Atteso alla Scala in tre opere, sarà Don Giovanni con Riccardo Muti, ora regista per Umberto Orsini al Piccolo, poi attore nel Misantropo di Ruth Shammah al Franco Parenti. «Sono erede di artisti girovaghi che sapevano fare tutto».

Luca Micheletti, cantante lirico, attore, regista :«Sto sempre sul palcoscenico»

Luca Micheletti, ma da dove è sbucato? Sorride: «La stessa domanda me l’ha fatta Cristina Muti quando mi ha preso come Jago nel suo Otello al Ravenna Festival». Lì conobbe Elisa Balbo, il soprano che ha sposato: «Lei era Desdemona, io Jago, abbiamo cambiato la vicenda!». Bresciano, 37 anni appena compiuti, ha così tanti impegni da far venire il mal di testa. E tutti di primo piano.

A Milano è regista di Le memorie di Ivan Karamazov con Umberto Orsini che ha appena aperto il Piccolo; attore, sarà nel Misantropo di Molière per Andrée Ruth Shammah al Franco Parenti; e cantante, nel Concerto di Natale diretto da Zubin Mehta alla Scala. Dove poi è atteso da tre opere: Vespri Siciliani, La Bohème, Le nozze di Figaro.

Appartiene a una famiglia d’arte. Viene dalla direzione della compagnia teatrale I Guitti che suo padre fondò negli anni 70, le cui origini, intese come carro di Tespi e teatro nomade, nella sua famiglia risalgono a quattro avi fa, a fine ’800. «Lo considero un laboratorio che riporta a un teatro popolare, girovago, quasi zingaresco». Povero, laterale, popolare ma sconosciuto ai borghesi, girava in provincia di piazza in piazza, un sapore circense: «Si faceva repertorio italiano, Le due orfanelle, oppure D’Annunzio. Per quattro generazioni la mia famiglia non ha interrotto questo percorso di sangue, io non l’ho vissuto nella sua forma originale perché non esiste più, ma ho partecipato a quei riti, a 5 anni mio padre mi fece debuttare come clown in una Bisbetica domata ambientata al circo».

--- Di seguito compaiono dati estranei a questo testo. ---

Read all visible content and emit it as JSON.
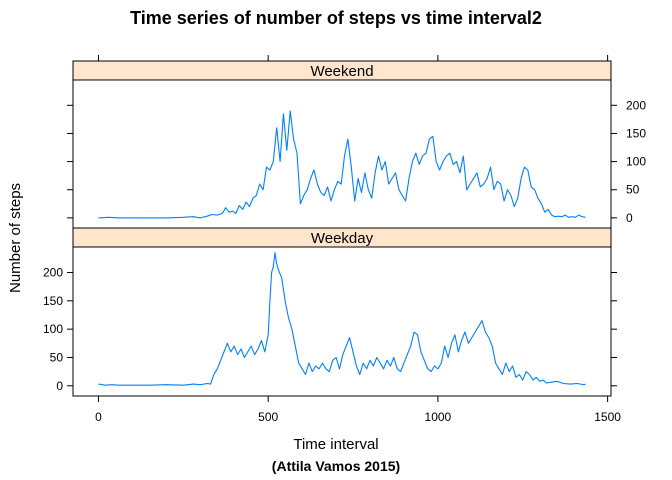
{
  "chart_data": {
    "type": "line",
    "title": "Time series of number of steps vs time interval2",
    "subtitle": "(Attila Vamos 2015)",
    "xlabel": "Time interval",
    "ylabel": "Number of steps",
    "xlim": [
      -75,
      1510
    ],
    "ylim": [
      -18,
      245
    ],
    "x_ticks": [
      0,
      500,
      1000,
      1500
    ],
    "y_ticks": [
      0,
      50,
      100,
      150,
      200
    ],
    "line_color": "#0080ff",
    "strip_color": "#ffe5cc",
    "panels": [
      {
        "name": "Weekend",
        "y_axis_side": "right",
        "points": [
          [
            0,
            0
          ],
          [
            30,
            1
          ],
          [
            60,
            0
          ],
          [
            100,
            0
          ],
          [
            150,
            0
          ],
          [
            200,
            0
          ],
          [
            250,
            1
          ],
          [
            280,
            2
          ],
          [
            300,
            0
          ],
          [
            320,
            3
          ],
          [
            335,
            6
          ],
          [
            350,
            5
          ],
          [
            365,
            8
          ],
          [
            375,
            18
          ],
          [
            385,
            10
          ],
          [
            395,
            12
          ],
          [
            405,
            8
          ],
          [
            415,
            22
          ],
          [
            425,
            15
          ],
          [
            435,
            28
          ],
          [
            445,
            20
          ],
          [
            455,
            35
          ],
          [
            465,
            40
          ],
          [
            475,
            60
          ],
          [
            485,
            50
          ],
          [
            495,
            90
          ],
          [
            505,
            85
          ],
          [
            515,
            100
          ],
          [
            525,
            160
          ],
          [
            535,
            100
          ],
          [
            545,
            185
          ],
          [
            555,
            120
          ],
          [
            565,
            190
          ],
          [
            575,
            140
          ],
          [
            585,
            115
          ],
          [
            595,
            25
          ],
          [
            605,
            40
          ],
          [
            615,
            50
          ],
          [
            625,
            70
          ],
          [
            635,
            85
          ],
          [
            645,
            60
          ],
          [
            655,
            45
          ],
          [
            665,
            40
          ],
          [
            675,
            55
          ],
          [
            685,
            30
          ],
          [
            695,
            50
          ],
          [
            705,
            65
          ],
          [
            715,
            60
          ],
          [
            725,
            110
          ],
          [
            735,
            140
          ],
          [
            745,
            90
          ],
          [
            755,
            30
          ],
          [
            765,
            70
          ],
          [
            775,
            45
          ],
          [
            785,
            80
          ],
          [
            795,
            50
          ],
          [
            805,
            35
          ],
          [
            815,
            80
          ],
          [
            825,
            110
          ],
          [
            835,
            85
          ],
          [
            845,
            100
          ],
          [
            855,
            60
          ],
          [
            865,
            70
          ],
          [
            875,
            80
          ],
          [
            885,
            50
          ],
          [
            895,
            40
          ],
          [
            905,
            30
          ],
          [
            915,
            70
          ],
          [
            925,
            100
          ],
          [
            935,
            115
          ],
          [
            945,
            95
          ],
          [
            955,
            110
          ],
          [
            965,
            115
          ],
          [
            975,
            140
          ],
          [
            985,
            145
          ],
          [
            995,
            100
          ],
          [
            1005,
            85
          ],
          [
            1015,
            100
          ],
          [
            1025,
            110
          ],
          [
            1035,
            115
          ],
          [
            1045,
            95
          ],
          [
            1055,
            100
          ],
          [
            1065,
            80
          ],
          [
            1075,
            110
          ],
          [
            1085,
            50
          ],
          [
            1095,
            60
          ],
          [
            1105,
            70
          ],
          [
            1115,
            80
          ],
          [
            1125,
            55
          ],
          [
            1135,
            60
          ],
          [
            1145,
            70
          ],
          [
            1155,
            90
          ],
          [
            1165,
            50
          ],
          [
            1175,
            65
          ],
          [
            1185,
            60
          ],
          [
            1195,
            30
          ],
          [
            1205,
            50
          ],
          [
            1215,
            40
          ],
          [
            1225,
            20
          ],
          [
            1235,
            35
          ],
          [
            1245,
            70
          ],
          [
            1255,
            90
          ],
          [
            1265,
            85
          ],
          [
            1275,
            55
          ],
          [
            1285,
            50
          ],
          [
            1295,
            35
          ],
          [
            1305,
            25
          ],
          [
            1315,
            10
          ],
          [
            1325,
            15
          ],
          [
            1335,
            5
          ],
          [
            1345,
            2
          ],
          [
            1355,
            3
          ],
          [
            1365,
            2
          ],
          [
            1375,
            5
          ],
          [
            1385,
            1
          ],
          [
            1395,
            2
          ],
          [
            1405,
            1
          ],
          [
            1415,
            5
          ],
          [
            1425,
            2
          ],
          [
            1435,
            1
          ]
        ]
      },
      {
        "name": "Weekday",
        "y_axis_side": "left",
        "points": [
          [
            0,
            3
          ],
          [
            20,
            1
          ],
          [
            40,
            2
          ],
          [
            60,
            1
          ],
          [
            100,
            1
          ],
          [
            150,
            1
          ],
          [
            200,
            2
          ],
          [
            250,
            1
          ],
          [
            280,
            3
          ],
          [
            300,
            2
          ],
          [
            320,
            4
          ],
          [
            330,
            3
          ],
          [
            340,
            20
          ],
          [
            350,
            30
          ],
          [
            360,
            45
          ],
          [
            370,
            60
          ],
          [
            380,
            75
          ],
          [
            390,
            60
          ],
          [
            400,
            70
          ],
          [
            410,
            55
          ],
          [
            420,
            65
          ],
          [
            430,
            50
          ],
          [
            440,
            60
          ],
          [
            450,
            70
          ],
          [
            460,
            55
          ],
          [
            470,
            65
          ],
          [
            480,
            80
          ],
          [
            490,
            60
          ],
          [
            500,
            90
          ],
          [
            505,
            150
          ],
          [
            510,
            200
          ],
          [
            515,
            210
          ],
          [
            520,
            235
          ],
          [
            525,
            215
          ],
          [
            530,
            205
          ],
          [
            540,
            190
          ],
          [
            550,
            150
          ],
          [
            560,
            120
          ],
          [
            570,
            100
          ],
          [
            580,
            70
          ],
          [
            590,
            40
          ],
          [
            600,
            30
          ],
          [
            610,
            20
          ],
          [
            620,
            40
          ],
          [
            630,
            25
          ],
          [
            640,
            35
          ],
          [
            650,
            30
          ],
          [
            660,
            40
          ],
          [
            670,
            30
          ],
          [
            680,
            25
          ],
          [
            690,
            45
          ],
          [
            700,
            50
          ],
          [
            710,
            30
          ],
          [
            720,
            55
          ],
          [
            730,
            70
          ],
          [
            740,
            85
          ],
          [
            750,
            60
          ],
          [
            760,
            35
          ],
          [
            770,
            20
          ],
          [
            780,
            40
          ],
          [
            790,
            30
          ],
          [
            800,
            45
          ],
          [
            810,
            35
          ],
          [
            820,
            50
          ],
          [
            830,
            40
          ],
          [
            840,
            30
          ],
          [
            850,
            45
          ],
          [
            860,
            35
          ],
          [
            870,
            50
          ],
          [
            880,
            30
          ],
          [
            890,
            25
          ],
          [
            900,
            40
          ],
          [
            910,
            55
          ],
          [
            920,
            70
          ],
          [
            930,
            95
          ],
          [
            940,
            90
          ],
          [
            950,
            60
          ],
          [
            960,
            45
          ],
          [
            970,
            30
          ],
          [
            980,
            25
          ],
          [
            990,
            35
          ],
          [
            1000,
            30
          ],
          [
            1010,
            40
          ],
          [
            1020,
            70
          ],
          [
            1030,
            50
          ],
          [
            1040,
            75
          ],
          [
            1050,
            90
          ],
          [
            1060,
            60
          ],
          [
            1070,
            80
          ],
          [
            1080,
            95
          ],
          [
            1090,
            75
          ],
          [
            1100,
            85
          ],
          [
            1110,
            95
          ],
          [
            1120,
            105
          ],
          [
            1130,
            115
          ],
          [
            1140,
            95
          ],
          [
            1150,
            85
          ],
          [
            1160,
            70
          ],
          [
            1170,
            40
          ],
          [
            1180,
            30
          ],
          [
            1190,
            20
          ],
          [
            1200,
            40
          ],
          [
            1210,
            25
          ],
          [
            1220,
            35
          ],
          [
            1230,
            15
          ],
          [
            1240,
            20
          ],
          [
            1250,
            10
          ],
          [
            1260,
            25
          ],
          [
            1270,
            20
          ],
          [
            1280,
            10
          ],
          [
            1290,
            15
          ],
          [
            1300,
            8
          ],
          [
            1310,
            10
          ],
          [
            1320,
            5
          ],
          [
            1330,
            6
          ],
          [
            1350,
            8
          ],
          [
            1370,
            4
          ],
          [
            1390,
            3
          ],
          [
            1410,
            4
          ],
          [
            1430,
            2
          ],
          [
            1435,
            3
          ]
        ]
      }
    ]
  }
}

Il clou il 18 novembre al Regio di Torino quando sarà Don Giovanni con Riccardo Muti:«Mi colpisce la sua enorme sapienza teatrale, oltre che musicale, un musicista sommo con una straordinaria capacità di visione drammaturgica». Chi è Don Giovanni per lei? «Non è solo un donnaiolo, tutti i miti si compongono della somma delle loro varianti, può essere mille cose. Anche nella prosa è sfuggente, rasenta la frammentarietà. Chiara Muti mi dirà la sua regia, la mia idea è di un filosofo materialista e di un uomo che lotta con Dio prima che con altri, in modo scanzonato e consapevole. In Molière, cosa che non c’è nell’opera di Mozart-Da Ponte, a un mendicante chiede una bestemmia in cambio di una moneta. Il povero rinuncia. Don Giovanni gli dice di tenersela lo stesso per amore dell’umanità. Insomma c’è in lui il bestemmiatore che sfida il divino e quest’amore, che non è solo per le femmine ma è il piacere dell’edonismo e il gusto dell’immanente».

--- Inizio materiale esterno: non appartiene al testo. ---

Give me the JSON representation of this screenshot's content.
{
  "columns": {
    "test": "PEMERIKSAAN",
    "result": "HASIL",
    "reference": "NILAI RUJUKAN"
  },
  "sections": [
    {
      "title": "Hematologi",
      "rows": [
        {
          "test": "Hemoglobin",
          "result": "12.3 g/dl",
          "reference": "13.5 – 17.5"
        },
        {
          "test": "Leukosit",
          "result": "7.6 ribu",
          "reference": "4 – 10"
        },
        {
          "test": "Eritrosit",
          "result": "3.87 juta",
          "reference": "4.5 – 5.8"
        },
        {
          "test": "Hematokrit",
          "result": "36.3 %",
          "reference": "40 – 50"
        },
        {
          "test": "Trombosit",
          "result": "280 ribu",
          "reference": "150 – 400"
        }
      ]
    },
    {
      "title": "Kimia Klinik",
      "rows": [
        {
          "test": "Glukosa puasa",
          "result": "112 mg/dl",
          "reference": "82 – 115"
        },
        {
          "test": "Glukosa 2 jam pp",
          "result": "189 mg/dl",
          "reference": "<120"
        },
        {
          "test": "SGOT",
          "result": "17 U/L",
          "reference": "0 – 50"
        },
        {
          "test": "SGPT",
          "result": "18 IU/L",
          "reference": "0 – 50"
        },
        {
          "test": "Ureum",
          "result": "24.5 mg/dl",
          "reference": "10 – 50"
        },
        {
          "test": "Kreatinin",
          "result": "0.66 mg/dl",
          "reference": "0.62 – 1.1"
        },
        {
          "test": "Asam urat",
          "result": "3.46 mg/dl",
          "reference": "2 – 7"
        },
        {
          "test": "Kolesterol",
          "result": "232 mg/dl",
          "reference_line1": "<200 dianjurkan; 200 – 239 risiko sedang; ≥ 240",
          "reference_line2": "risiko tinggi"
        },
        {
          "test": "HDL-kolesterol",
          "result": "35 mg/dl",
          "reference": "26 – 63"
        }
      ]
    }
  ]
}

Quel che è certo, è che Luca Micheletti ha una bella voce ma è un fior di giovane intellettuale e parla da regista. E racconta di un suo spettacolo che lega le Scene dal Faust di Schumann a Goethe. Si possono fare tre mestieri a livelli alti? «La sfida è questa». Lei è un cantante che recita o un attore che canta? «Direi che sono un attore che canta. Il mio approccio nasce dal dato teatrale. E anche cronologicamente… Come attore non potrei mai smettere, le mie regie le capisco quando sono sul palco, ho bisogno di abitarlo dal di dentro per comprendere cosa si sta creando».

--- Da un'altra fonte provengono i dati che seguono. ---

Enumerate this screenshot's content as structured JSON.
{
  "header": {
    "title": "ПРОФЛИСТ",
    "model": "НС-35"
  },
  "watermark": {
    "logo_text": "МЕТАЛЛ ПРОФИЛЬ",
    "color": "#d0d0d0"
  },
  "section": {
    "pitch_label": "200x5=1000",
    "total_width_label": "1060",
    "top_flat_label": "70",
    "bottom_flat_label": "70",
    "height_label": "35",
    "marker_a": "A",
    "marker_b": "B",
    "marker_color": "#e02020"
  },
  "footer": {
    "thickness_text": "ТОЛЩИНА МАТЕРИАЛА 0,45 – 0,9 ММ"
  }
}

Alla musica è arrivato «un po’ per caso, dieci anni fa, quando per il film sui Pagliacci di Bellocchio andai a lezione da Mario Malagnini, che mi incoraggiò». È il cortometraggio che andò alla Settimana della critica della Mostra di Venezia. «Doveva essere un film, poi Lucia Ragni che era nel cast, morì e Bellocchio lo rimontò come corto».

Ora c’è Karamazov. Dei tanti temi messi in campo da Dostoevskij, predilige «il rapporto con Dio, ma nella nostra ricostruzione, che considero uno spin off del romanzo, è centrale il rapporto con la memoria, era necessaria una lente per selezionare temi di un unico personaggio, Ivan; ma la memoria è anche quella di Orsini che frequenta questo testo da 50 anni». Ha fatto La vedova allegra, «una buona scuola per non prendersi troppo sul serio». Ma l’operetta è una faccenda seria all’estero. «Nel Misantropo si dice che non è cosa da poco far ridere la gente perbene. Per non prendersi sul serio va fatto un lavoro serio».

Resta un mistero da dove sia sbucato il baritono-attore-regista Luca Micheletti. «Forse dipende dal fatto che la prosa, da cui provengo, è un piccolo mondo, come regista avrò fatto ottanta spettacoli. Ma ha una portata minore dell’opera, che è internazionale». Lei è bulimico? «Nelle famiglie teatrali in passato si faceva tutto. Sembra che voglia fare troppo, in realtà cerco di scegliere». Stavamo dimenticando che traduce e riadatta, Molière, Kafka, Brecht, Ibsen…

© RIPRODUZIONE RISERVATA

10 ottobre 2022 (modifica il 10 ottobre 2022 | 21:20)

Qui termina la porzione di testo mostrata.